Leia a íntegra da entrevista concedida à Folha:

FOLHA - O sr. está por trás dos distúrbios policiais desta quinta-feira?
LUCIO GUTIÉRREZ- As acusações de Rafael Correa são falsas e temerárias. Está sempre me culpando de tudo. Quando os indígenas se rebelaram, me culpou. Quando os estudantes protestaram, me culpou. Quando os professores saíram às ruas, Correa disse que eu estava por trás das manifestações. O grande culpado por este episódio doloroso que aconteceu no Equador é Rafael Correa, porque seu governo é abusivo, corrupto e totalitário. É um governo intolerante, que não respeita os direitos dos cidadãos. 

A tentativa de golpe é justa?
Ninguém no Equador quer um golpe de Estado. Rafael Correa quer se vitimizar perante o mundo e desviar a atenção da opinião pública sobre o desemprego, a pobreza e as denúncias de corrupção. O único golpista é Rafael Correa. Ele mesmo confessou que participou de toda conspiração que resultou no golpe contra meu governo. 

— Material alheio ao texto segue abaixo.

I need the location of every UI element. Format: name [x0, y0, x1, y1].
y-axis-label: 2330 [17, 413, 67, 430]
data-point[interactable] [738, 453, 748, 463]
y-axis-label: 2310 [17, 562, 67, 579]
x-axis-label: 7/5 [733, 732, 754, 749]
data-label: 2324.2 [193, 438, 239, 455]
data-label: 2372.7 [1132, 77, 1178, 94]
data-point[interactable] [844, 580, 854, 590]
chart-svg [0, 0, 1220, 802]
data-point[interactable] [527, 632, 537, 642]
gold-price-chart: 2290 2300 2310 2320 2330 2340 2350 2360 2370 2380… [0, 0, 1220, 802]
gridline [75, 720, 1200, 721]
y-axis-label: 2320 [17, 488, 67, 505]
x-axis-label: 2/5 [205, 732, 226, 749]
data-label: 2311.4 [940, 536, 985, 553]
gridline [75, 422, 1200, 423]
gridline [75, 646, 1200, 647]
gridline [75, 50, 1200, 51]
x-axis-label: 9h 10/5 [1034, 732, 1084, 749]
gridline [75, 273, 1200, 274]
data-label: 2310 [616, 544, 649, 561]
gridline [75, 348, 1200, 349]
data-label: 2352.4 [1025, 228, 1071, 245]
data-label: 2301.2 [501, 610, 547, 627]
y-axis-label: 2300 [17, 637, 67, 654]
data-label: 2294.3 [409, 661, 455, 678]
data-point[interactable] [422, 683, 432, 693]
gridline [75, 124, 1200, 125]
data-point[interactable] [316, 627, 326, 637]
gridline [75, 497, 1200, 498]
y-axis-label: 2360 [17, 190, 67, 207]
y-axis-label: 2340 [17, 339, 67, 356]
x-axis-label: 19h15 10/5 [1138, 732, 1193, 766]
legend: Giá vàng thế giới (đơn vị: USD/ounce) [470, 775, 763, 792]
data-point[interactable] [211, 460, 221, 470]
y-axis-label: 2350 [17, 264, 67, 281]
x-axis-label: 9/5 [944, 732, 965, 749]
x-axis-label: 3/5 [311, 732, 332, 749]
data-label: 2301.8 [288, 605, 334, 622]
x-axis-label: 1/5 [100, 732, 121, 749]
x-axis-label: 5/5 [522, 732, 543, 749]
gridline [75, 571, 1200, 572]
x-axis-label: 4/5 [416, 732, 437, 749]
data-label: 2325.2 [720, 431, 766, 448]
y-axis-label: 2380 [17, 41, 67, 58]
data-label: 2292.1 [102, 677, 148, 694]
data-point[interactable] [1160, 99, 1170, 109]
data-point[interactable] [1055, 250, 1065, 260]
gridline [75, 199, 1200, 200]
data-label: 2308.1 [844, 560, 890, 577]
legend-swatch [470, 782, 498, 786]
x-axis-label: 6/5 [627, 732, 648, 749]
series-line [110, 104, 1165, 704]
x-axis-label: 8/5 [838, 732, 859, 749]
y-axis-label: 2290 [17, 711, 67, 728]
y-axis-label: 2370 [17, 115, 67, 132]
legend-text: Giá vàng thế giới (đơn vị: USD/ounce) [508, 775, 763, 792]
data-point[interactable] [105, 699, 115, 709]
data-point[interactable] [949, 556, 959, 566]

As imagens de TV mostraram os policiais rebeldes gritando seu nome.
Eu ganhei a presidência com 3 milhões de votos, e todas essas pessoas certamente são contrárias às atitudes ditatoriais do presidente Correa. Estou no Brasil há dois dias. Tudo isso é fruto da irresponsabilidade do presidente, que abusa do poder e não permite que no Equador haja liberdade de expressão, independência de funções ou prestação de contas, que não permite que a Assembleia cumpra sua função de legislar e fiscalizar. Então, qualquer coisa que acontece no país, ele joga a culpa em mim. Por quê? Porque as pessoas dizem "com Lucio, estávamos melhor". Não foram apenas os policiais que gritaram meu nome. 


Por que a rebelião surgiu na Polícia Nacional?
Porque os policiais foram prejudicados em seus direitos. Rafael Correa aprovou uma lei para acabar com os benefícios da carreira. O presidente destruiu um órgão da Polícia Nacional chamado Unidade de Investigações Especiais, que descobriu funcionários do governo vinculados ao narcotráfico. Foi também a polícia que denunciou a presença de ex-guerrilheiros trabalhando na administração pública e que detém informação sobre os vínculos de Rafael Correa com as Farc e o narcotráfico. É por ter conhecimento de todos estes fatos que a polícia está protestando contra o desgoverno de Correa. 


Mas por que os policiais reagiram com tanta violenta, tiroteios e bombas?
Porque vêm sendo permanentemente agredidos pelo presidente. Assim também reagiram os indígenas e os estudantes, mas, como não têm armas para se defender, foram reprimidos de maneira brutal pelo governo. Como Rafael Correa manipula muito a informação, no exterior é publicada apenas a mentira de que no Equador está tudo bem --e não é assim. Espero que agora o mundo entenda que o país não vive uma democracia autêntica. Ninguém é louco: os policiais não vão arriscar suas vidas, suas carreiras e suas famílias protestando sem razão. Do portal Folha.com 


MEU COMENTÁRIO: Notem nessa entrevista a pergunta calhorda do entrevistador que sem ter a prova de que está havendo golpe de Estado no Equador formula a pergunta:"A tentativa de golpe é justa?", quando a pergunta correta é se está ou não havendo realmente um golpe de Estado.

Por enquanto ainda não havia postado nada sobre os acontecimentos do Equador porque o que está sendo veiculado pela grande imprensa brasileira e internacional não oferece segurança para uma análise mais consistente.
Essa entrevista já começa a jogar um pouco de luz sobre a ordinária manipulação da informação coisa na qual o tiranete equatoriano é um especialista. Todos sabem que Correa está alinhado a Hugo Chávez, Lula, Moralez e Daniel Ortega. 

Ao que tudo indica estamos vendo mais uma grande jogada do Foro de São Paulo que coincide com a reta final da eleição brasileira. Mas isso é outra história que provavelmente terei que abordar mais adiante. As informações que nos chegam são insuficientes. A primeira mais clara e consistente está nesta entrevista.